Bendgate? Nah, it's 'extremely rare': Apple gives rare tour of durability test lab


Apple has spoken up about the Bendgate scandal that is creeping up all over the Internet, saying that an iPhone 6 Plus that bends is an "extremely rare" event.

In a move atypical of Apple, which rarely responds immediately to issues bombarding its products, the iPhone maker swiftly responded to user complaints cropping up on the Internet about the 5.5-inch iPhone 6 Plus bending while sitting with the phones in their pants' front pockets. On Sept. 25, Apple's marketing chief Paul Schiller issued a statement saying that Apple has received nine complaints from customers about their new iPhones bending. He also detailed the "rigorous tests" that the iPhone 6 and iPhone 6 Plus are subjected to the company's "black labs" to ensure that they "exceed all of our high-quality standards."

According to Schiller, the new iPhones have a "precision engineered unibody" made from a "custom grade of 6000 series anodized aluminum" crafted by Apple itself and have "stainless steel and titanium inserts" and the "strongest glass in the smartphone industry."

"We chose these high-quality materials and construction very carefully for their strength and durability," Schiller said. "We also perform rigorous tests throughout the entire development cycle including 3-point bending, pressure point cycling, sit, torsion and user studies."

Apple further shifted into high-gear damage control by inviting a few members of the technology press, including reporters from CNBC, The Verge and Re/code, to its testing laboratory, where Dan Riccio, Apple senior vice president of hardware engineering said a total of 30,000 iPhone 6 and iPhone 6 Plus were put to the test. The last time Apple invited technology journalists to the facility was during the Antennagate fiasco in 2010, when disgruntled iPhone 4 users complained that their iPhones lost cellular signal when they held their phones too tight.

One of the tests conducted on the new iPhones is a three-point test, where machines place various amounts of pressure on the phones to see how much load they can take before they begin to go out of shape. Apple did not say exactly how much pressure the iPhones can actually withstand but gave a ball-and-park figure of 25 kilograms.

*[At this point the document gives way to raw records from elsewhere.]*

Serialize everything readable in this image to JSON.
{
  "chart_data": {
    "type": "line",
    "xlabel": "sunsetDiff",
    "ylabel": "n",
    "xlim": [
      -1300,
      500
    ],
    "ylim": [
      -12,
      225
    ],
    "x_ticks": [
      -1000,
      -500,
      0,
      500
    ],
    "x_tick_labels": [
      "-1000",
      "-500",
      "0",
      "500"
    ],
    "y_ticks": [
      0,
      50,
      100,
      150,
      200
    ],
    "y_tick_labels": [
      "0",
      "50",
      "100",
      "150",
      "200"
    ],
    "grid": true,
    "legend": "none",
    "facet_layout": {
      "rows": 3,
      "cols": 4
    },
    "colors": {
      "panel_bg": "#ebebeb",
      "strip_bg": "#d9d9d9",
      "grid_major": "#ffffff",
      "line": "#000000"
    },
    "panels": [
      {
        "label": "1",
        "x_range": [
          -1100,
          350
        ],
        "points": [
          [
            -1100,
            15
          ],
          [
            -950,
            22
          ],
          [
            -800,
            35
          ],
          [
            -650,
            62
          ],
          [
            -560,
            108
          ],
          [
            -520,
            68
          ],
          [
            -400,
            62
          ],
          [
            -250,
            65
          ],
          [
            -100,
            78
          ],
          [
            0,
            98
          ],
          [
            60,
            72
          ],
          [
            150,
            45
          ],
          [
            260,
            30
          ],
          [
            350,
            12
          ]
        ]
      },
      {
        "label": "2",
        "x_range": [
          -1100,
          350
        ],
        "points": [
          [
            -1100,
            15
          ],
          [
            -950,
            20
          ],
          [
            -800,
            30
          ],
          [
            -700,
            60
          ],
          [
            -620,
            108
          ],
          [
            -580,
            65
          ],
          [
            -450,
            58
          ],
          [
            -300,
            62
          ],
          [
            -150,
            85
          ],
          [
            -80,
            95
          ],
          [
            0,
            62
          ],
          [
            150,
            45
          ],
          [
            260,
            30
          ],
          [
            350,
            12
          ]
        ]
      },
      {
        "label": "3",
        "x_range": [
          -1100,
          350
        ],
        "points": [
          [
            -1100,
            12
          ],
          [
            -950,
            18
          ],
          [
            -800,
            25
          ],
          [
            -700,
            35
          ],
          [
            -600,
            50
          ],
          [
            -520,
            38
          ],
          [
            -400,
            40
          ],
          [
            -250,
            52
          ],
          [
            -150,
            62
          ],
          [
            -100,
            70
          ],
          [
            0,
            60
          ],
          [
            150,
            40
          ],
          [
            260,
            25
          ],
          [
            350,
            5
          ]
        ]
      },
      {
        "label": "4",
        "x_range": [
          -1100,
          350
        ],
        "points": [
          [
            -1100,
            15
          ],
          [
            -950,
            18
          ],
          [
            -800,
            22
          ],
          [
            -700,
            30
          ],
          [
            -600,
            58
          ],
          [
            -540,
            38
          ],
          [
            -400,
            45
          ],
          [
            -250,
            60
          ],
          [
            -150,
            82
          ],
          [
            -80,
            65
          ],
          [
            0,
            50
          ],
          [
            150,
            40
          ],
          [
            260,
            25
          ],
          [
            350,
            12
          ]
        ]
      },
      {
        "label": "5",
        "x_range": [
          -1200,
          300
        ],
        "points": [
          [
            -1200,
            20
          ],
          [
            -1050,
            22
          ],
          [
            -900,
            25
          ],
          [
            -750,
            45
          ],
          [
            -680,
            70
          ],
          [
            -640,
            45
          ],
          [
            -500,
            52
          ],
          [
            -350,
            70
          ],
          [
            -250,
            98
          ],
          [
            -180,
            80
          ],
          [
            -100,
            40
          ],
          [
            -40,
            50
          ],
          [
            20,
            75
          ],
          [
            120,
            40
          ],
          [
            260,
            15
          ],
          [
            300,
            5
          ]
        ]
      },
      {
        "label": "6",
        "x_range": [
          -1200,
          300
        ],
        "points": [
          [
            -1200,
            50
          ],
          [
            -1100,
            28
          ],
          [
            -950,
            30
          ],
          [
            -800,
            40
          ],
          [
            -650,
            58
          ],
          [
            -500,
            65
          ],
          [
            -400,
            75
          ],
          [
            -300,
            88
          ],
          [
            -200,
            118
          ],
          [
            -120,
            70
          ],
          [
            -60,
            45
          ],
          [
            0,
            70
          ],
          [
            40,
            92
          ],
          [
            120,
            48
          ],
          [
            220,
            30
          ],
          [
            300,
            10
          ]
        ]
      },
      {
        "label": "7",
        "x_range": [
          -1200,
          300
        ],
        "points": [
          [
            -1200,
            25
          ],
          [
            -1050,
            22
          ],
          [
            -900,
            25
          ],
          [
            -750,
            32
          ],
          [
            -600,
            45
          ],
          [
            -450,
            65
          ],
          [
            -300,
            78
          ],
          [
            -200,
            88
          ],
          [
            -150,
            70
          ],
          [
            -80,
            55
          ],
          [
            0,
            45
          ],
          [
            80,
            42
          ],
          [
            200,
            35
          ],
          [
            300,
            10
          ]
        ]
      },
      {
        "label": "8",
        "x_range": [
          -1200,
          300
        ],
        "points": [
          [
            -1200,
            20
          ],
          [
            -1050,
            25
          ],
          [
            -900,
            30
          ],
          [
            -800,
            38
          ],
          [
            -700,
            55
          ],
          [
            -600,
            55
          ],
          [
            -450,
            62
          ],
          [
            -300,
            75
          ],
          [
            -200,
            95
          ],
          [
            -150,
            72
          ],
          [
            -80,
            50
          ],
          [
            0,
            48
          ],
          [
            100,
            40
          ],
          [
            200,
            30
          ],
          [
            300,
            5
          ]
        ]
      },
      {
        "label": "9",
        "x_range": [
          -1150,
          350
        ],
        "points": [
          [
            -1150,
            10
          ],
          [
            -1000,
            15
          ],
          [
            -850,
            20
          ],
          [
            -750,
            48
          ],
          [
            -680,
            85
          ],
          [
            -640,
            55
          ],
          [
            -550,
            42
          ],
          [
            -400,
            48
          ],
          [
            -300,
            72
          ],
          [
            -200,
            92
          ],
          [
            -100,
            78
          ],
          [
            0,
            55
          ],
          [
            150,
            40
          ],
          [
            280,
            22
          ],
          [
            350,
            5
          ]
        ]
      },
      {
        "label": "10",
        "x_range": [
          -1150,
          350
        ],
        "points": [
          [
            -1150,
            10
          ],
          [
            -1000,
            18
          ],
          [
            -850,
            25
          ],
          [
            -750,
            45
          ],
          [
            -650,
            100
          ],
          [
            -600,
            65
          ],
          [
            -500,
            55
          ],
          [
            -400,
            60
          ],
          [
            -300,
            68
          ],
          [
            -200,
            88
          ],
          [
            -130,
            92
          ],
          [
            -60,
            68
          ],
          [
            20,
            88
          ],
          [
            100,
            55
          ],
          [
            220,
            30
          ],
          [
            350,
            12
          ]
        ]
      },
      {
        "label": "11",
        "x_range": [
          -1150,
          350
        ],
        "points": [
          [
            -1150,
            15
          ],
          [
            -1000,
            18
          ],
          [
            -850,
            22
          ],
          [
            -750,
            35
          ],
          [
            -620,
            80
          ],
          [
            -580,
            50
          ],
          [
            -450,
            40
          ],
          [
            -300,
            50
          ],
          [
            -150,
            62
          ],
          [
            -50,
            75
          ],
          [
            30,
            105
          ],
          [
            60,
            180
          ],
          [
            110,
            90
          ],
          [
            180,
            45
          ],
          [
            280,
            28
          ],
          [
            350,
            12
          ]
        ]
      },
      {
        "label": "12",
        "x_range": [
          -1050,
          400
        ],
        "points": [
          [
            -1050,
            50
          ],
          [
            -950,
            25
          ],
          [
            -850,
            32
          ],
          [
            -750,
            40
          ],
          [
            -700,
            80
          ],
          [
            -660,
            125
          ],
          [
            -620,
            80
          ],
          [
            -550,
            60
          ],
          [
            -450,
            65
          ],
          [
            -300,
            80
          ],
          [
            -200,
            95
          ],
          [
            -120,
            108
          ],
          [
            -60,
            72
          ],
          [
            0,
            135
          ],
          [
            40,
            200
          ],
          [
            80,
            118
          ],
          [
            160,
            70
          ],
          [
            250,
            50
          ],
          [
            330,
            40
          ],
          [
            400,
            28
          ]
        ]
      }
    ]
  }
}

"The bottom line is that if you use enough force to bend an iPhone, or any phone, it's going to deform," Riccio told The Verge.

The phones also go through a sit test, which mimics the pressure the iPhones go through when someone puts them in their pockets and sits on them. Another test is the torsion test, where the iPhones as well as Apple's MacBooks are twisted in various directions for "thousands of times."

Riccio said the testing facility in Cupertino is only a small portion of what the company has, since much of the testing is also done in Apple's supplier partners' facilities in China. Steve Kovach, senior technology editor of Business Insider, says the facility is similar to what Samsung also has for testing its own smartphones.

Apple recommends users who are having issues with their iPhone 6 Plus bending to reach out to its AppleCare customer service or visit one of its retail stores for an assessment if the issues are covered by warranty and eligible for replacement.